Biography

I was born and raised in a western suburb of Chicago. I went (was sent) to New England for college; ditto for my older brother (MIT) and younger sister (RISD). My destination, Wellesley, was a bit of a shock. It was full of snooty and brilliant young women smarter than yours truly. But in the positive column, I discovered Art History there, and the field became my life-long passion and profession. After graduation, I lived in Athens, Greece, working as Advisor on Student Affairs at an American style (AID funded) liberal arts college. A wonderful experience (my command of Greek was strong enough that I could pass for Greek!) and I was asked to stay on. But, no, I was in a hurry to start graduate school in Art History back in the USA.
It’s a long story, but I ended up at UCLA. (One detail: I didn’t go to NYU because I learned from the 1969 hit film, Midnight Cowboy, that if I went to NYC I’d end up just like Ratso Rizzo. My midwestern sophistication was all-encompassing). At UCLA, desperate to shake off the dust of my conventional Wellesley training, I wrote my 1975 Master’s Thesis on floats in the Pasadena Tournament of Roses Parade. A charismatic new professor and his Marxist inflected version of the social history of art swept me into the study of Paris-based art practices of the 19th century; my specialty for lo these many years: subject of my 1984 PhD and my subsequent publications. Paris was home to many extended (pre-Covid) research trips from 1976 to 2019, and the French Ministry of Culture made me a Chevalier in 2014. My books have studied, among other topics, Art and Prostitution, Art and War, and Art and Artificial Illumination.

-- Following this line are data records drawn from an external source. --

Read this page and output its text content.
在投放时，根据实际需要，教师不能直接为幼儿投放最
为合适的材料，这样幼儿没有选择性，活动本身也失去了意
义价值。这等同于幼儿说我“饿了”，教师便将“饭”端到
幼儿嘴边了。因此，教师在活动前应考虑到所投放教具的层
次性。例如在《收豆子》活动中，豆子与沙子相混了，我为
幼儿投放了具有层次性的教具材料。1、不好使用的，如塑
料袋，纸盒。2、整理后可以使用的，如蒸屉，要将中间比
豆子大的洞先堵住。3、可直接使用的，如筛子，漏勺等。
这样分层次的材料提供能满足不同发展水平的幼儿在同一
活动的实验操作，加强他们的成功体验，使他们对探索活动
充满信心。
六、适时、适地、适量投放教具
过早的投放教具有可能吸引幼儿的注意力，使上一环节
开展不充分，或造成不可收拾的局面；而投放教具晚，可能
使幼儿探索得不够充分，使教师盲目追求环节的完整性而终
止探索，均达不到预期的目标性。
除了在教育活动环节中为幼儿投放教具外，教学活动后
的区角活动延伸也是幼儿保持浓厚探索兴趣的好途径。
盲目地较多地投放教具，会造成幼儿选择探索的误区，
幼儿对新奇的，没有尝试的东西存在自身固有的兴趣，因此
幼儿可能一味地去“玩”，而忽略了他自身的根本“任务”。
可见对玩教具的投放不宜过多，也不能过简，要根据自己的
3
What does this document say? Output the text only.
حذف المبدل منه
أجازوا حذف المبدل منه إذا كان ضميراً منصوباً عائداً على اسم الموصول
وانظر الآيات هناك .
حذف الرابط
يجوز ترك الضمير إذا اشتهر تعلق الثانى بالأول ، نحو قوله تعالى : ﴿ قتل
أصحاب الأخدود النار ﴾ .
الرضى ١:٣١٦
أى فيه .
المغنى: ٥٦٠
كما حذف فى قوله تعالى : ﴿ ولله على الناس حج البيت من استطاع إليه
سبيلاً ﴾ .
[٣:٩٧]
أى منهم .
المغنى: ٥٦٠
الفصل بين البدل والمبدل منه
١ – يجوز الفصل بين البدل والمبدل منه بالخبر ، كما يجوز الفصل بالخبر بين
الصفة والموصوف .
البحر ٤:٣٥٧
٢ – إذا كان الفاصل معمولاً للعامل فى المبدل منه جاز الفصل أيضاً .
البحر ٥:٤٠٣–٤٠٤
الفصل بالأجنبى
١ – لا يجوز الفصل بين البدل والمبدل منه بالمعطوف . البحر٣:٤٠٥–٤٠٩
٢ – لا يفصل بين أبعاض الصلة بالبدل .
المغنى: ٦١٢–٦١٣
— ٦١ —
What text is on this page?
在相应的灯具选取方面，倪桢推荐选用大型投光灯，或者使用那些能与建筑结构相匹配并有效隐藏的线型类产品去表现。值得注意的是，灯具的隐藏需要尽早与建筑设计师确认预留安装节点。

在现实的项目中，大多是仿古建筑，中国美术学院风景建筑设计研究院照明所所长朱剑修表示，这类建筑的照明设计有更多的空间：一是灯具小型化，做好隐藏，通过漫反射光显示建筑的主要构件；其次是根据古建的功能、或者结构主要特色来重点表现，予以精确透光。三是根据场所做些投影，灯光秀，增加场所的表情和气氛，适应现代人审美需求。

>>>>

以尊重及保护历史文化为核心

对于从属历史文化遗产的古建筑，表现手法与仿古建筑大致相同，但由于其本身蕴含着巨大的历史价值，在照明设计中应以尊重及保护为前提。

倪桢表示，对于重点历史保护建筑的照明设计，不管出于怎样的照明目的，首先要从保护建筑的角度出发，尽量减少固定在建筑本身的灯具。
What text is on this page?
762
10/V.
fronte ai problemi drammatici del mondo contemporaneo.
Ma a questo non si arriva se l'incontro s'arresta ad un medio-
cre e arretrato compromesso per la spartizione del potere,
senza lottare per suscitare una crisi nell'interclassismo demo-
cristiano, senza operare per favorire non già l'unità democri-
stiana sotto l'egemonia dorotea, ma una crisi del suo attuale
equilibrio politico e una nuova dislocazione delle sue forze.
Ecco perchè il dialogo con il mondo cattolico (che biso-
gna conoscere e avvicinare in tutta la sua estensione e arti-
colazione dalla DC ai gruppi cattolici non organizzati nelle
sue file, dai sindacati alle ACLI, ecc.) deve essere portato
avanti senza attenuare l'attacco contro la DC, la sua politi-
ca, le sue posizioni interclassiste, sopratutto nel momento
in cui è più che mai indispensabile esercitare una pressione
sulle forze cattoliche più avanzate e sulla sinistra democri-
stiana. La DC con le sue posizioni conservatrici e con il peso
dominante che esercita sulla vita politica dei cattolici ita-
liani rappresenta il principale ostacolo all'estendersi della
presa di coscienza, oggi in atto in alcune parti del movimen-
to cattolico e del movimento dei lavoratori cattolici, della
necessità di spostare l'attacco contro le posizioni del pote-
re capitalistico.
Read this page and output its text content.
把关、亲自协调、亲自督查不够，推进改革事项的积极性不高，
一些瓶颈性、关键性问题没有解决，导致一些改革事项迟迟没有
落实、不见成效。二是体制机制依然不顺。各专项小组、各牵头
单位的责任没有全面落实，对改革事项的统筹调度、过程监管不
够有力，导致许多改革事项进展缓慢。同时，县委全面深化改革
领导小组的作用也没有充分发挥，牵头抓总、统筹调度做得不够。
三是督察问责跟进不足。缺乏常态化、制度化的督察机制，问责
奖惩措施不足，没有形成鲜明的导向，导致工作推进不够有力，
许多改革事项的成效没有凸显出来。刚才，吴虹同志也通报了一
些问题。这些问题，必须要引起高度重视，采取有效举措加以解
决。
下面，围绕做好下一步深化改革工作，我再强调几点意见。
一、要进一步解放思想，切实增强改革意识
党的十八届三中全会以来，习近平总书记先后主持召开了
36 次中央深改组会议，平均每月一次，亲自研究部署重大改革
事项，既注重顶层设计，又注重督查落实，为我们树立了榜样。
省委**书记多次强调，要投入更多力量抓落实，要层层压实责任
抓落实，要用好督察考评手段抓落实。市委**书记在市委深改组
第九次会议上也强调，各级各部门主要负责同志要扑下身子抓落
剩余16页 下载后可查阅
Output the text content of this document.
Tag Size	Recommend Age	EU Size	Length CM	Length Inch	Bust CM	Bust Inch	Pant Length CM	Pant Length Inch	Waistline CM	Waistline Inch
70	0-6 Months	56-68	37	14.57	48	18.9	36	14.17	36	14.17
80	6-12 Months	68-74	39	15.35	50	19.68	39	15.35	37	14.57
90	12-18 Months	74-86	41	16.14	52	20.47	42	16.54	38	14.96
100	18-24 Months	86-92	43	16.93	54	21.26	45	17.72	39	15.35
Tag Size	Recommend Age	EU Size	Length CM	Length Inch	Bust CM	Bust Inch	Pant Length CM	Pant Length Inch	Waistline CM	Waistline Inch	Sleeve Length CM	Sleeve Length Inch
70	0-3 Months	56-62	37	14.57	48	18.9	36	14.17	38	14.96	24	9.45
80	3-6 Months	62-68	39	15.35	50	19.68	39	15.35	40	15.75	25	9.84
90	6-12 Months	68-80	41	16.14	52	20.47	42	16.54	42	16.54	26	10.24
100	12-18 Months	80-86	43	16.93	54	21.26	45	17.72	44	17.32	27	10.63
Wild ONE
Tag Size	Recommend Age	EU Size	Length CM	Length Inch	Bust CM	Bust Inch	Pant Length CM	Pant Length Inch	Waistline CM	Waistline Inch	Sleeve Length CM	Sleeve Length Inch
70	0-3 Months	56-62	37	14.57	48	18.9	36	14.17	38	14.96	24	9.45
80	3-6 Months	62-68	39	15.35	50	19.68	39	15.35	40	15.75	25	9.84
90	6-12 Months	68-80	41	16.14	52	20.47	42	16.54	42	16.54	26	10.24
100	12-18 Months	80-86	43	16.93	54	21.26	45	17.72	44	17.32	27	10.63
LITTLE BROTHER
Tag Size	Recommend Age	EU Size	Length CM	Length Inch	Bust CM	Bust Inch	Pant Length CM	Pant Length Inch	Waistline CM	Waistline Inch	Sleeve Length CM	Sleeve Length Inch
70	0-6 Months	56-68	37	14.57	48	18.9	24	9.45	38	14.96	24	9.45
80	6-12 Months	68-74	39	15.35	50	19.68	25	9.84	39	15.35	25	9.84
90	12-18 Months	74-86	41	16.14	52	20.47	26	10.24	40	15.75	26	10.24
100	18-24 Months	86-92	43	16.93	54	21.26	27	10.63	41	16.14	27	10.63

I started teaching at Northwestern in 1982 as a VAP leaving a tenure line position elsewhere. After 2 years, I left for a tenure track position elsewhere but was hired back into the NU Art History Department in 1985 in a tenure line job. I rose through the ranks and retired in 2020 as Professor Emerita of Art History and Bergen Evans Professor Emerita in the Humanities. My proudest achievements during my 37 years at Northwestern were receiving every teaching award NU had to offer, serving as the Founding Director of the Kaplan Institute for the Humanities (2006-2013), and advising 26 Ph.D. dissertations (there are still 2 more in the works). I’m still doing art history scholarship; a new book on the Eiffel Tower is underway. In the private sphere, I’ve been married to my high school art teacher since 1983. Our industrial designer son, his landscape architect spouse, and our two grandsons live in Brooklyn.